Jakarta, GPriority.co.id – Menteri Komunikasi dan Informatika (Menkominfo) Budi Arie Setiadi mengajak China berkolaborasi dalam pengembangan teknologi kecerdasan artifisial (Artificial Intelligence/AI) melalui investasi. Ajakan ini disampaikan dalam pertemuan bilateral dengan perwakilan China di Jenewa, Swiss.
Menkominfo Budi Arie Setiadi, yang mewakili Pemerintah Indonesia, merencanakan kunjungan kerja ke Shanghai pada Juni 2024 untuk mendalami kerja sama di bidang digital dengan China.
“Semoga pertemuan ini membawa kerjasama yang lebih baik untuk kesuksesan bersama,” kata Budi dalam keterangan resminya, Selasa (28/5)
Pertemuan bilateral yang berlangsung pada 27 Mei ini merupakan bagian dari kunjungan kerja Menkominfo di Jenewa. Dalam diskusi dengan Wakil Menteri Perindustrian dan Teknologi Informasi China, Shan Zhongde, Budi Arie membahas ajakan kolaborasi tersebut.

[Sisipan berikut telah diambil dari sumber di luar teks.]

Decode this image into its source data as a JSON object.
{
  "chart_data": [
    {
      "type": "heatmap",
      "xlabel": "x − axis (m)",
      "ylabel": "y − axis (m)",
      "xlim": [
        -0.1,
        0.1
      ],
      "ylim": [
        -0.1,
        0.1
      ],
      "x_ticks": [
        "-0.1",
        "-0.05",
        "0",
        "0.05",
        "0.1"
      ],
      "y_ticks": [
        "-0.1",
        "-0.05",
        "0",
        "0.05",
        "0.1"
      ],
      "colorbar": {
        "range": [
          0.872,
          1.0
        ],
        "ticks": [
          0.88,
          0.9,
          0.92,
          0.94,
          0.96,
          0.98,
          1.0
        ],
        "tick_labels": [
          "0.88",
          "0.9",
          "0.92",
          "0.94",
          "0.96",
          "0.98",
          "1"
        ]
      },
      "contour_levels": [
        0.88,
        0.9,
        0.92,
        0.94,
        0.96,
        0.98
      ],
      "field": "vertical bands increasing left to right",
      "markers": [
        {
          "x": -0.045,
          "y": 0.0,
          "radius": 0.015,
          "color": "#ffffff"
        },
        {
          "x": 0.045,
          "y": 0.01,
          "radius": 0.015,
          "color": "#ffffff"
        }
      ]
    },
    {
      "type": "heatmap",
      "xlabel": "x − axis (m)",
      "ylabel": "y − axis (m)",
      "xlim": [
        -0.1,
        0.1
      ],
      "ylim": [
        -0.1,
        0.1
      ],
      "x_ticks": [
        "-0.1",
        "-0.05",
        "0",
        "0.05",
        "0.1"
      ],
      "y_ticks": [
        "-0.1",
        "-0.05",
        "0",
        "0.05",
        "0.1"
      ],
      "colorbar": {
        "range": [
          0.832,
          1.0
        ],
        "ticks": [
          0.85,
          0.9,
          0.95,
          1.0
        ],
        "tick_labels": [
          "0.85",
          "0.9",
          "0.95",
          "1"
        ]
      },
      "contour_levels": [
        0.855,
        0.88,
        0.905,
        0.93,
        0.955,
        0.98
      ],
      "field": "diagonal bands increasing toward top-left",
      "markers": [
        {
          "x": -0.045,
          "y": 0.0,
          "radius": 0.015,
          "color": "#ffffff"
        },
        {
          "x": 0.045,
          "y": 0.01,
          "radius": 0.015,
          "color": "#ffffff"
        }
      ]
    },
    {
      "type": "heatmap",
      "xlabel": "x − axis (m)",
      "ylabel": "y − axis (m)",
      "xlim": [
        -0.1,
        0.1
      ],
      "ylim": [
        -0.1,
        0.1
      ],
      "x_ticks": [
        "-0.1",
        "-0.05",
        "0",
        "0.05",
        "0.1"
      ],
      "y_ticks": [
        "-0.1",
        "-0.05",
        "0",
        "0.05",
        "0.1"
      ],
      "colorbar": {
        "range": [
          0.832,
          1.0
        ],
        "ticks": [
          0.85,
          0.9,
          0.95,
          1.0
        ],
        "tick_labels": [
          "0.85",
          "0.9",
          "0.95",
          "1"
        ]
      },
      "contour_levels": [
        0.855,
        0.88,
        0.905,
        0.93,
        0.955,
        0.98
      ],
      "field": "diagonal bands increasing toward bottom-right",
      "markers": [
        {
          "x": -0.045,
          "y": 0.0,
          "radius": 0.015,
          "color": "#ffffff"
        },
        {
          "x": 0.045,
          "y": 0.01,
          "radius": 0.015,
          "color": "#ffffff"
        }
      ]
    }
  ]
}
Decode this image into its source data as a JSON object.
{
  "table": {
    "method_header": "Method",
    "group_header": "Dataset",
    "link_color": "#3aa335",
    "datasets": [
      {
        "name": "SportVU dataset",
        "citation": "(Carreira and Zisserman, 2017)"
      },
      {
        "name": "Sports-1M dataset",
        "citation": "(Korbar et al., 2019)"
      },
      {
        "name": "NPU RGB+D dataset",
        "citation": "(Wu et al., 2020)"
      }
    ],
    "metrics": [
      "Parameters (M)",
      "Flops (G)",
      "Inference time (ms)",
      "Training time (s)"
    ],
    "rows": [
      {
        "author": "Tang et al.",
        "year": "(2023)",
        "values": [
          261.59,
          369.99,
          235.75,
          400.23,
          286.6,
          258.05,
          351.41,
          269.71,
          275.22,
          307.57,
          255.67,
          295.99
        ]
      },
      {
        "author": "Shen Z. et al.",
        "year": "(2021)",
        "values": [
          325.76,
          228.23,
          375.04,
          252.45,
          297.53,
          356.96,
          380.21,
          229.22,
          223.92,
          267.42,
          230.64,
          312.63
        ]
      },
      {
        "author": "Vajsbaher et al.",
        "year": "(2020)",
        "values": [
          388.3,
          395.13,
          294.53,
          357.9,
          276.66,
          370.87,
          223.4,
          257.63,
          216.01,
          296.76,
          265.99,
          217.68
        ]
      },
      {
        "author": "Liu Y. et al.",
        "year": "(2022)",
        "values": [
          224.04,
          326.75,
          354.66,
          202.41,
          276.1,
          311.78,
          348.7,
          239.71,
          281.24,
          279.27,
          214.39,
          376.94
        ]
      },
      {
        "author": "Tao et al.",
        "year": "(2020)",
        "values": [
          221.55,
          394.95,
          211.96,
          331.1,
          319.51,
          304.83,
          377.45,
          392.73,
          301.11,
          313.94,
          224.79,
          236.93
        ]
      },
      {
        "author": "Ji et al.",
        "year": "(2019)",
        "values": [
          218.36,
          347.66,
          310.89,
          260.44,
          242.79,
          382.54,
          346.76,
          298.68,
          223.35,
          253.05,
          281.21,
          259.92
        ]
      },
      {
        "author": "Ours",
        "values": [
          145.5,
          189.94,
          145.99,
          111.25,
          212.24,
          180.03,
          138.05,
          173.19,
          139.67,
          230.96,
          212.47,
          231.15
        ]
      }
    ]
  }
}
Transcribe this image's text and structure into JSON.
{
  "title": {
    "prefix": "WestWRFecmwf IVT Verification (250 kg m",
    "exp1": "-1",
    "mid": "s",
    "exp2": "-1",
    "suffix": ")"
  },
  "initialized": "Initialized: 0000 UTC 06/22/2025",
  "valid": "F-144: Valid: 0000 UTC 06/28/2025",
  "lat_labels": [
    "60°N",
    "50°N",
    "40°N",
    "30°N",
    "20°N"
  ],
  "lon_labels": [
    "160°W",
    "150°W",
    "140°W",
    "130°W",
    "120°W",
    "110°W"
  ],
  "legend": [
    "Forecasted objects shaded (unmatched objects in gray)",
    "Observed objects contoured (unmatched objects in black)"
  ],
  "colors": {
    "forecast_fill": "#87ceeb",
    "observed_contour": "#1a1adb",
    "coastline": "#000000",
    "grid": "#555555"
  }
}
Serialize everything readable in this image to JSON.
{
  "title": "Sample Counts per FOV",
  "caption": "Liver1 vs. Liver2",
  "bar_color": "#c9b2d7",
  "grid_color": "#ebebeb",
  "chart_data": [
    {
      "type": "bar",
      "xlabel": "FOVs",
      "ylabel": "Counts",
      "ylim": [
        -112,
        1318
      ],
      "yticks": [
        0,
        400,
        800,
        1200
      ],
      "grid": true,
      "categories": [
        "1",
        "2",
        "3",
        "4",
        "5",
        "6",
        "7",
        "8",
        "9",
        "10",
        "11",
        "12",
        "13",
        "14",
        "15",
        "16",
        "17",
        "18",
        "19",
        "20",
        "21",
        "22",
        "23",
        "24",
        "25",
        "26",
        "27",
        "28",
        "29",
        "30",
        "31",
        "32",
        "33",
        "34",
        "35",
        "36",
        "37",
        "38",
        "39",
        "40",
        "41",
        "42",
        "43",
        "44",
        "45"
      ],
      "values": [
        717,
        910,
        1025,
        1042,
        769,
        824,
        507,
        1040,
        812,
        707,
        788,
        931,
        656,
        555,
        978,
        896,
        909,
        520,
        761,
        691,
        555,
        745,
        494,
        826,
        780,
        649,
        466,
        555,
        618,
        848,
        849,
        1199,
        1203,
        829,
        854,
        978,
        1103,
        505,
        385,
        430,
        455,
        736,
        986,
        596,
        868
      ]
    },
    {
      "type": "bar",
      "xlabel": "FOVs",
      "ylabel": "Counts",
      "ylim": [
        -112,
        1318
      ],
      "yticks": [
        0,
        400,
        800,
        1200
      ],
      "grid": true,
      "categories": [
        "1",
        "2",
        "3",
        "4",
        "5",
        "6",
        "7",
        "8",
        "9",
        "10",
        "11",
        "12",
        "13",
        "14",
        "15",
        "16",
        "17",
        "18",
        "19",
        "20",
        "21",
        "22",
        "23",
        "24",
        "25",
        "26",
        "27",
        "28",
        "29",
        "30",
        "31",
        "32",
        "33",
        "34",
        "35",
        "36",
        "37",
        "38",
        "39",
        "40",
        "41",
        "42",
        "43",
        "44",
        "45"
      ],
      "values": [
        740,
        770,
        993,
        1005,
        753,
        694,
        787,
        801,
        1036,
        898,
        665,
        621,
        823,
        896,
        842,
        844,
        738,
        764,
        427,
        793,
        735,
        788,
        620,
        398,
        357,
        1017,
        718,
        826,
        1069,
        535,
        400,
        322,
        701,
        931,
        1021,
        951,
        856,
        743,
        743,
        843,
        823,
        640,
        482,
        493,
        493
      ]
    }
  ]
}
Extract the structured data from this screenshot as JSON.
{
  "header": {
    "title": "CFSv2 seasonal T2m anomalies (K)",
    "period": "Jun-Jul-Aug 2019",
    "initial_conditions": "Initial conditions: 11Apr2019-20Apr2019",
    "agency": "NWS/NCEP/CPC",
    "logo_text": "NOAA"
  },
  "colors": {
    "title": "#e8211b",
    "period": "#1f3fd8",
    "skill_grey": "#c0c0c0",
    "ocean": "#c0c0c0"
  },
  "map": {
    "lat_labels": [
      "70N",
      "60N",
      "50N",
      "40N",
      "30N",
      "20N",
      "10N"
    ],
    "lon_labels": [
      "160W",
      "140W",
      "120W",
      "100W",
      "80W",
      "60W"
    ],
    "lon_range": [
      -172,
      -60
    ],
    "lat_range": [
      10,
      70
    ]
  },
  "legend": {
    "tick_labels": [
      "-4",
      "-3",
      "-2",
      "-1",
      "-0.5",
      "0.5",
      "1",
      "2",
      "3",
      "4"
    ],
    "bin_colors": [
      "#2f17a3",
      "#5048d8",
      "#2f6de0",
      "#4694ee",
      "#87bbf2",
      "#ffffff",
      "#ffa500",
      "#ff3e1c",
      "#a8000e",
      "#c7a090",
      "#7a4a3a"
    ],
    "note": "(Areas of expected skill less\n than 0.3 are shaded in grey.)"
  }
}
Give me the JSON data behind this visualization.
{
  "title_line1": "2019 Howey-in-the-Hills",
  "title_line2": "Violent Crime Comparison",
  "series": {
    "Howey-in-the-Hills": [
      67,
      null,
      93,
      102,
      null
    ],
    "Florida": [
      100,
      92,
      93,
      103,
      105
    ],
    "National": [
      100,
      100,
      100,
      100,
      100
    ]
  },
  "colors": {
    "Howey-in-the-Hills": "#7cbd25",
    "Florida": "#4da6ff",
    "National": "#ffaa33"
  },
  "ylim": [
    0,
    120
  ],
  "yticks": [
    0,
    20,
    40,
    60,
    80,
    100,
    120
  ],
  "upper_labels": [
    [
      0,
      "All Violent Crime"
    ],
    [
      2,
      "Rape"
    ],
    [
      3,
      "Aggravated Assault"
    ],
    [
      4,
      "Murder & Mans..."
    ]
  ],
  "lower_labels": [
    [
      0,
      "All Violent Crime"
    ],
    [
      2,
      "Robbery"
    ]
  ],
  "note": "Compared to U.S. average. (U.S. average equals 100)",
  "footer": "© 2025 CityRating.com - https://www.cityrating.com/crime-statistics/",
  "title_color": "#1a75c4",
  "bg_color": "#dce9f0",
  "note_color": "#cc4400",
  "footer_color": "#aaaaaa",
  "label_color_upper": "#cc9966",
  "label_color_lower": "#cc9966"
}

Menkominfo memaparkan potensi Indonesia dalam pengembangan AI dan investasi sumber daya manusia sebagai talenta digital yang diyakini akan membawa kemajuan inovasi lainnya. Salah satu fokus diskusi adalah bagaimana Indonesia dapat memanfaatkan AI untuk memaksimalkan ekonomi digital, mendorong negara dari status berkembang menjadi maju.
Selain itu, Indonesia juga mulai merancang regulasi untuk pengembangan inovasi AI, termasuk merilis kode etik pemanfaatan AI bagi pelaku industri. Budi Arie berharap situasi dan potensi ini dapat menarik minat China untuk mendukung pengembangan digitalisasi di Indonesia, khususnya di daerah-daerah pedalaman.
Wakil Menteri Shan Zhongde menyatakan ketertarikannya untuk mendukung Indonesia dalam transformasi digital, tidak hanya dalam pengembangan AI, tetapi juga dalam pemanfaatan teknologi 5G dan 6G di sektor telekomunikasi. Dia juga mengundang Indonesia untuk mengirimkan delegasi dalam forum internasional tentang industri digital dan AI yang akan dihelat pada awal September di China.
“Kami mengharapkan kerja sama mengenai pemanfaatan AI demi kemajuan rakyat masing-masing negara,” ucapnya.
Dalam pertemuan tersebut, Menkominfo Budi Arie didampingi oleh Dirjen PPI Wayan Toni, Dirut Bakti Kominfo Fadhilah Mathar, serta jajaran Staf Khusus Menkominfo Sarwoto Atmosutarno, Daniel Hutagalung, Jobpie Sugiharto, dan Dedy Permadi. Adapun Wakil Menteri Shan Zhongde didampingi sembilan anggota delegasi dari Pemerintah China.